Aha, I didn't see this video.....I had watched an interview by one of the guys at Dream Guitars with Brad of Oxwood which was interesting but I get the impression he produces fairly small numbers of guitars.
Most of these individual luthiers or smaller boutique makers only ever produce small numbers. For a single luthier you might jsut be talking 10-20 a year (with 20 being the high end). Others can bump this up using shop workers and CNC machines and so on but numbers remain tight because of higher quality thresholds.
I don't think a higher quality necessarily means a better sounding guitar but a luthier can tailor a design to your own playing style, preferences to do with playability, neck width and so on. Indeed, it seems to me one of the skills of a good luthier is to be able to interpret your own preferences in terms of sound and playabilty. And we are all different. For me sound and playability are more important than decoration, which of cpurse adds time and cost — but for some people asthetics are very important particulalry when we are talking about collectables.
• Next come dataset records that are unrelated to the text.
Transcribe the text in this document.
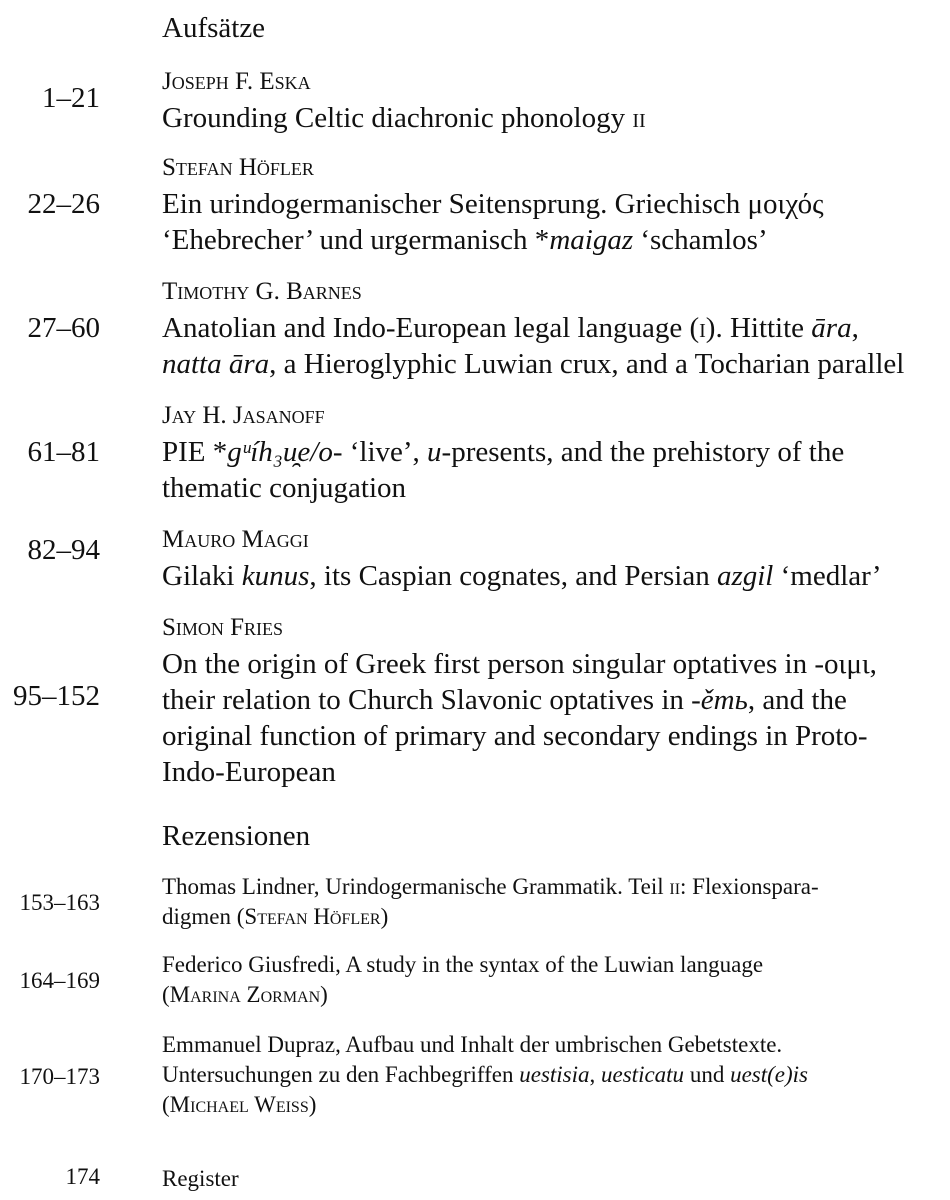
Aufsätze
1–21
Joseph F. Eska
Grounding Celtic diachronic phonology ii
22–26
Stefan Höfler
Ein urindogermanischer Seitensprung. Griechisch μοιχός
‘Ehebrecher’ und urgermanisch *maigaz ‘schamlos’
27–60
Timothy G. Barnes
Anatolian and Indo-European legal language (i). Hittite āra,
natta āra, a Hieroglyphic Luwian crux, and a Tocharian parallel
61–81
Jay H. Jasanoff
PIE *gᵘíh₃u̯e/o- ‘live’, u-presents, and the prehistory of the
thematic conjugation
82–94 Mauro Maggi
Gilaki kunus, its Caspian cognates, and Persian azgil ‘medlar’
95–152
Simon Fries
On the origin of Greek first person singular optatives in -οιμι,
their relation to Church Slavonic optatives in -ěmь, and the
original function of primary and secondary endings in Proto-
Indo-European
Rezensionen
153–163
Thomas Lindner, Urindogermanische Grammatik. Teil ii: Flexionspara-
digmen (Stefan Höfler)
164–169
Federico Giusfredi, A study in the syntax of the Luwian language
(Marina Zorman)
170–173
Emmanuel Dupraz, Aufbau und Inhalt der umbrischen Gebetstexte.
Untersuchungen zu den Fachbegriffen uestisia, uesticatu und uest(e)is
(Michael Weiss)
174	Register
Of all the guitars around at the moment I would like to play, Boucher Guitars is top — simply because they sound astonishing in the clips I have heard. I guess my issue with Oxwood or Boucher would be what they actually sound and play like which is why I personally won't buy blind. That being said a good luthier — even remotely — should be able to translate preferences into one of their models, combinations of woods and so on. Around here and on many forums the fingerstyle guitar gets a lot of reference — great string seperation and so on. But you guitar style might prefer something less analytical !!!
At these forusm — and at specialist dealers — I've been lucky enough to play a lot of very high end guitars over the last years. They are all great but I can't see any preference in my choices for individual or boutique luthiers. In no particular order these are the ones that have stood out.
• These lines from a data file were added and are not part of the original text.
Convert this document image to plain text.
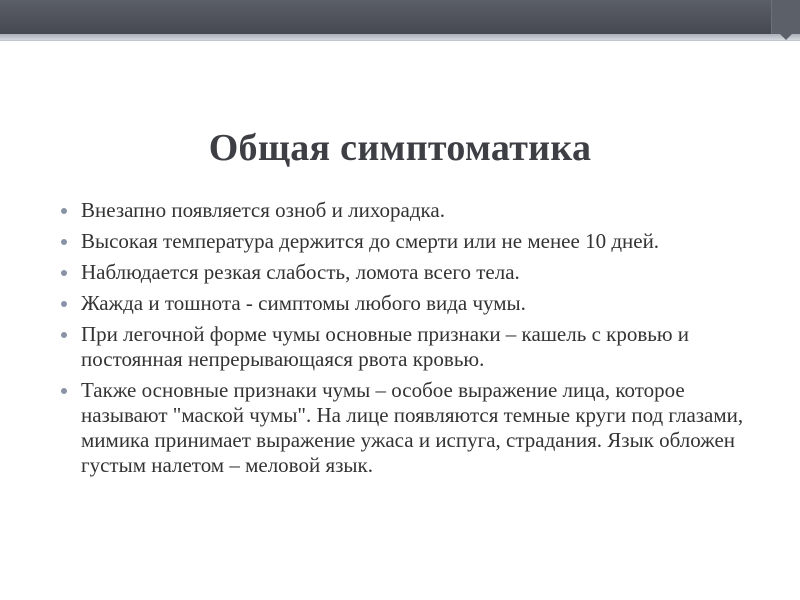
Общая симптоматика
Внезапно появляется озноб и лихорадка.
Высокая температура держится до смерти или не менее 10 дней.
Наблюдается резкая слабость, ломота всего тела.
Жажда и тошнота - симптомы любого вида чумы.
При легочной форме чумы основные признаки – кашель с кровью и постоянная непрерывающаяся рвота кровью.
Также основные признаки чумы – особое выражение лица, которое называют "маской чумы". На лице появляются темные круги под глазами, мимика принимает выражение ужаса и испуга, страдания. Язык обложен густым налетом – меловой язык.
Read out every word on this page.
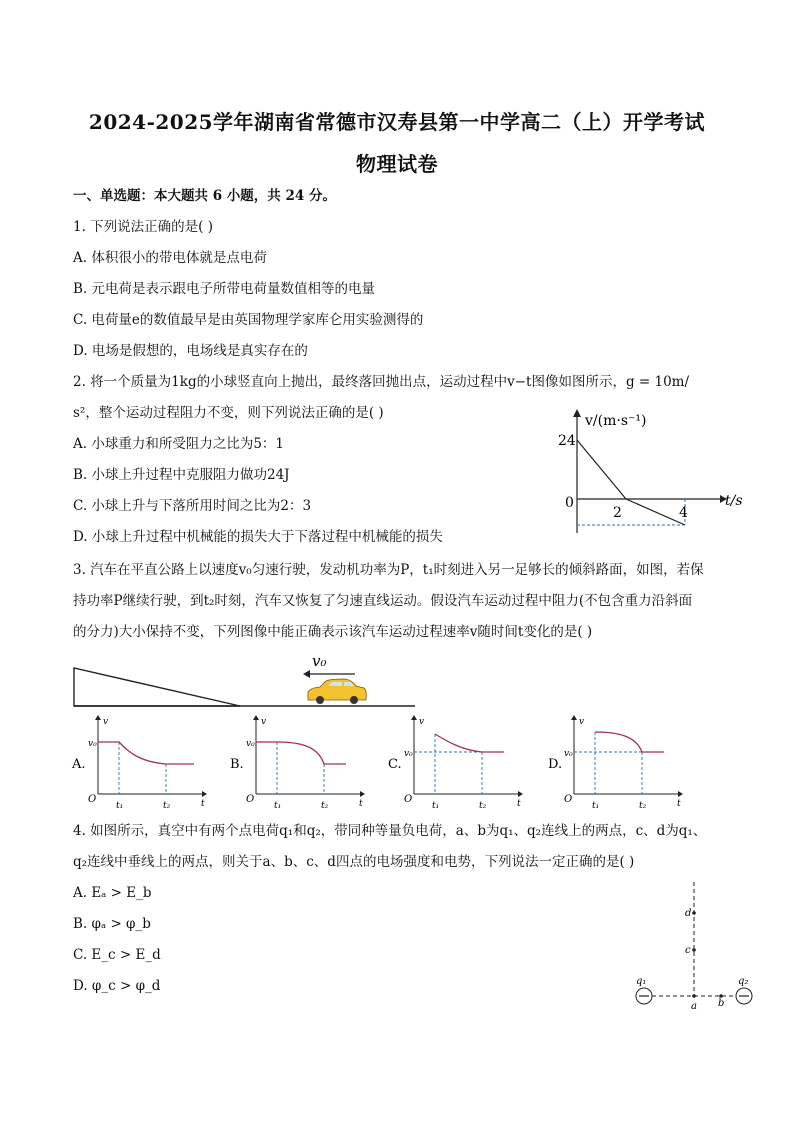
2024-2025学年湖南省常德市汉寿县第一中学高二（上）开学考试
物理试卷
一、单选题：本大题共 6 小题，共 24 分。
1. 下列说法正确的是( )
A. 体积很小的带电体就是点电荷
B. 元电荷是表示跟电子所带电荷量数值相等的电量
C. 电荷量e的数值最早是由英国物理学家库仑用实验测得的
D. 电场是假想的，电场线是真实存在的
2. 将一个质量为1kg的小球竖直向上抛出，最终落回抛出点，运动过程中v−t图像如图所示，g = 10m/
s²，整个运动过程阻力不变，则下列说法正确的是( )
A. 小球重力和所受阻力之比为5：1
B. 小球上升过程中克服阻力做功24J
C. 小球上升与下落所用时间之比为2：3
D. 小球上升过程中机械能的损失大于下落过程中机械能的损失
v/(m·s⁻¹)
t/s
24
0
2	4
3. 汽车在平直公路上以速度v₀匀速行驶，发动机功率为P，t₁时刻进入另一足够长的倾斜路面，如图，若保
持功率P继续行驶，到t₂时刻，汽车又恢复了匀速直线运动。假设汽车运动过程中阻力(不包含重力沿斜面
的分力)大小保持不变，下列图像中能正确表示该汽车运动过程速率v随时间t变化的是( )
v₀
A.
v
v₀
O
t₁	t₂	t
B.
v
v₀
O
t₁	t₂	t
C.
v
v₀
O
t₁	t₂	t
D.
v
v₀
O
t₁	t₂	t
4. 如图所示，真空中有两个点电荷q₁和q₂，带同种等量负电荷，a、b为q₁、q₂连线上的两点，c、d为q₁、
q₂连线中垂线上的两点，则关于a、b、c、d四点的电场强度和电势，下列说法一定正确的是( )
A. Eₐ > E_b
B. φₐ > φ_b
C. E_c > E_d
D. φ_c > φ_d	q₁	q₂
a b
c
d
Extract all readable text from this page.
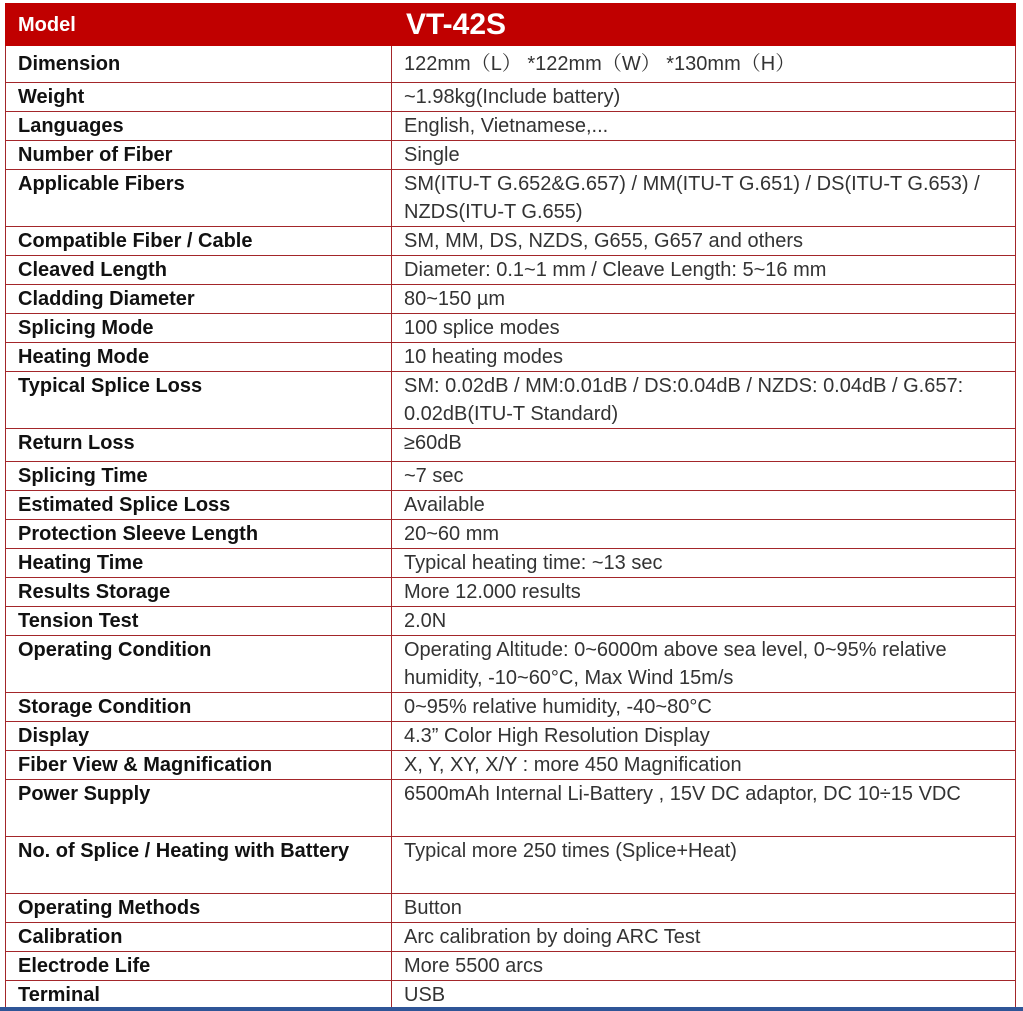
Model	VT-42S
Dimension	122mm（L） *122mm（W） *130mm（H）
Weight	~1.98kg(Include battery)
Languages	English, Vietnamese,...
Number of Fiber	Single
Applicable Fibers	SM(ITU-T G.652&G.657) / MM(ITU-T G.651) / DS(ITU-T G.653) / NZDS(ITU-T G.655)
Compatible Fiber / Cable	SM, MM, DS, NZDS, G655, G657 and others
Cleaved Length	Diameter: 0.1~1 mm / Cleave Length: 5~16 mm
Cladding Diameter	80~150 µm
Splicing Mode	100 splice modes
Heating Mode	10 heating modes
Typical Splice Loss	SM: 0.02dB / MM:0.01dB / DS:0.04dB / NZDS: 0.04dB / G.657: 0.02dB(ITU-T Standard)
Return Loss	≥60dB
Splicing Time	~7 sec
Estimated Splice Loss	Available
Protection Sleeve Length	20~60 mm
Heating Time	Typical heating time: ~13 sec
Results Storage	More 12.000 results
Tension Test	2.0N
Operating Condition	Operating Altitude: 0~6000m above sea level, 0~95% relative humidity, -10~60°C, Max Wind 15m/s
Storage Condition	0~95% relative humidity, -40~80°C
Display	4.3” Color High Resolution Display
Fiber View & Magnification	X, Y, XY, X/Y : more 450 Magnification
Power Supply	6500mAh Internal Li-Battery , 15V DC adaptor, DC 10÷15 VDC
No. of Splice / Heating with Battery	Typical more 250 times (Splice+Heat)
Operating Methods	Button
Calibration	Arc calibration by doing ARC Test
Electrode Life	More 5500 arcs
Terminal	USB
Santa Cruz Eric Skye OO — I've played two of these now. For me absoute perfection.
Casimi middle sized body — I can still feel it resonating!
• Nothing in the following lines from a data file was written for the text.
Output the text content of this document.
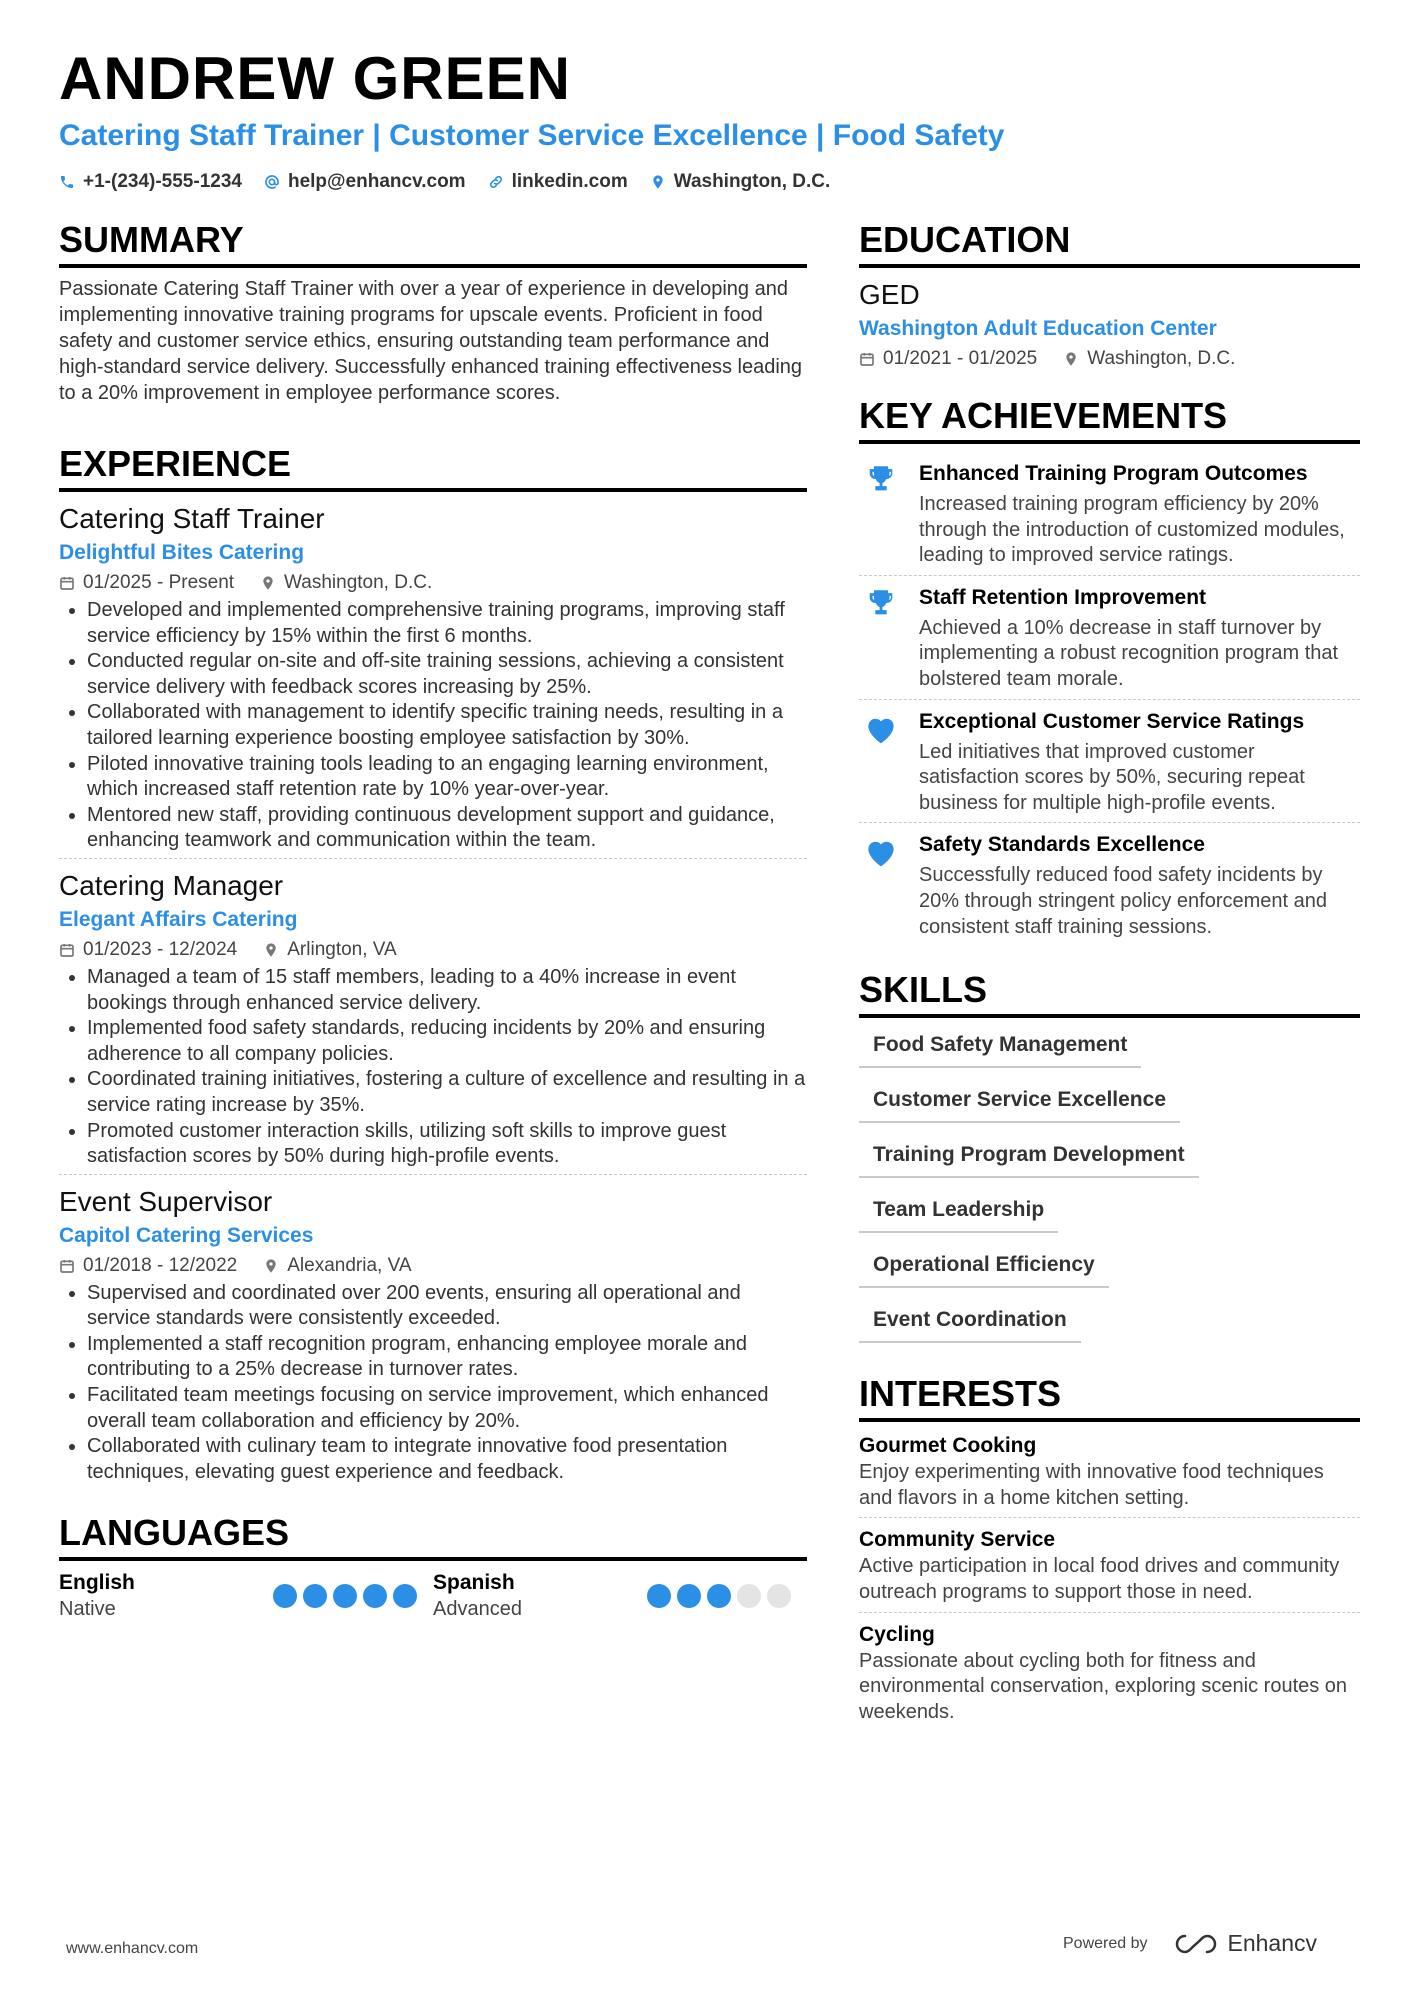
ANDREW GREEN
Catering Staff Trainer | Customer Service Excellence | Food Safety
+1-(234)-555-1234 help@enhancv.com linkedin.com Washington, D.C.
SUMMARY
Passionate Catering Staff Trainer with over a year of experience in developing and implementing innovative training programs for upscale events. Proficient in food safety and customer service ethics, ensuring outstanding team performance and high-standard service delivery. Successfully enhanced training effectiveness leading to a 20% improvement in employee performance scores.
EXPERIENCE
Catering Staff Trainer
Delightful Bites Catering
01/2025 - Present	Washington, D.C.
• Developed and implemented comprehensive training programs, improving staff service efficiency by 15% within the first 6 months.
• Conducted regular on-site and off-site training sessions, achieving a consistent service delivery with feedback scores increasing by 25%.
• Collaborated with management to identify specific training needs, resulting in a tailored learning experience boosting employee satisfaction by 30%.
• Piloted innovative training tools leading to an engaging learning environment, which increased staff retention rate by 10% year-over-year.
• Mentored new staff, providing continuous development support and guidance, enhancing teamwork and communication within the team.
Catering Manager
Elegant Affairs Catering
01/2023 - 12/2024	Arlington, VA
• Managed a team of 15 staff members, leading to a 40% increase in event bookings through enhanced service delivery.
• Implemented food safety standards, reducing incidents by 20% and ensuring adherence to all company policies.
• Coordinated training initiatives, fostering a culture of excellence and resulting in a service rating increase by 35%.
• Promoted customer interaction skills, utilizing soft skills to improve guest satisfaction scores by 50% during high-profile events.
Event Supervisor
Capitol Catering Services
01/2018 - 12/2022	Alexandria, VA
• Supervised and coordinated over 200 events, ensuring all operational and service standards were consistently exceeded.
• Implemented a staff recognition program, enhancing employee morale and contributing to a 25% decrease in turnover rates.
• Facilitated team meetings focusing on service improvement, which enhanced overall team collaboration and efficiency by 20%.
• Collaborated with culinary team to integrate innovative food presentation techniques, elevating guest experience and feedback.
LANGUAGES
English
Native
Spanish
Advanced
EDUCATION
GED
Washington Adult Education Center
01/2021 - 01/2025	Washington, D.C.
KEY ACHIEVEMENTS
Enhanced Training Program Outcomes
Increased training program efficiency by 20% through the introduction of customized modules, leading to improved service ratings.
Staff Retention Improvement
Achieved a 10% decrease in staff turnover by implementing a robust recognition program that bolstered team morale.
Exceptional Customer Service Ratings
Led initiatives that improved customer satisfaction scores by 50%, securing repeat business for multiple high-profile events.
Safety Standards Excellence
Successfully reduced food safety incidents by 20% through stringent policy enforcement and consistent staff training sessions.
SKILLS
Food Safety Management
Customer Service Excellence
Training Program Development
Team Leadership
Operational Efficiency
Event Coordination
INTERESTS
Gourmet Cooking
Enjoy experimenting with innovative food techniques and flavors in a home kitchen setting.
Community Service
Active participation in local food drives and community outreach programs to support those in need.
Cycling
Passionate about cycling both for fitness and environmental conservation, exploring scenic routes on weekends.
www.enhancv.com	Powered by	Enhancv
Brook Baritone — played at the old Ivor Mairants. I very nearly bought it only to find it was snapped up the next day by one of REM.
Turnstone Guitars — small bodied, cypress top and cherry I think — now owned (or was) by
Martin
Adrian Lucas Pergola — all mahagony and one with a spruce top
Steve Agnew OOO — spruce and walnut I believe. Steve is a low profile luthier operating in Scotland but the only other traditional 000 I have played that has been as impressive has been from Froggy Bottom.
Lowden S cutaway — one of the new range — I'm not normally a Lowden fan but boy was this the most superb fingerstyle guitar.
Others would have very different lists. There have been many other great guitars from Taran, Greenfield, Kostal, Flyde, Bown and so on but for some reason these stick out — and they are all sonically different and would suit different style, which means they might not be for me. For ecxample, I used to play a lot of ragtime and country blues. Two guitars stand out as being stunning for that style, one from Froggy Bottom and one from Collings — but I simply wasn't looking for that sound at the time.
So, Oxwood could be superb — they certainly sound good. Whether it would be for you depends on a whole ,oad of other factors.
Of course, the elephant in the room is me and my playing. I'm not sure I have enough quality to have got a decent sound out of some of these and so maybe my own limitations as a player limit my price range even more than budget! For years I wanted a Sobell and even arranged to travel up and buy on 20 years or so ago only for a major piece of computer kit to blow up and which had to be replaced. I'm kind of pleased about this now as I, personally, find Sobell's difficult to play and if you don't get maximum enjoyment from it what is the point.
Wow, a bit of a ramble. I'm off to find a dark room!
I have to agree,I had the pleasure of playing a turnstone which was outstanding ,and way outside my budget.I have seen but not played a casimi and they are beautifully made.
I have a hankering for a bourgeois but again Way above my pay grade.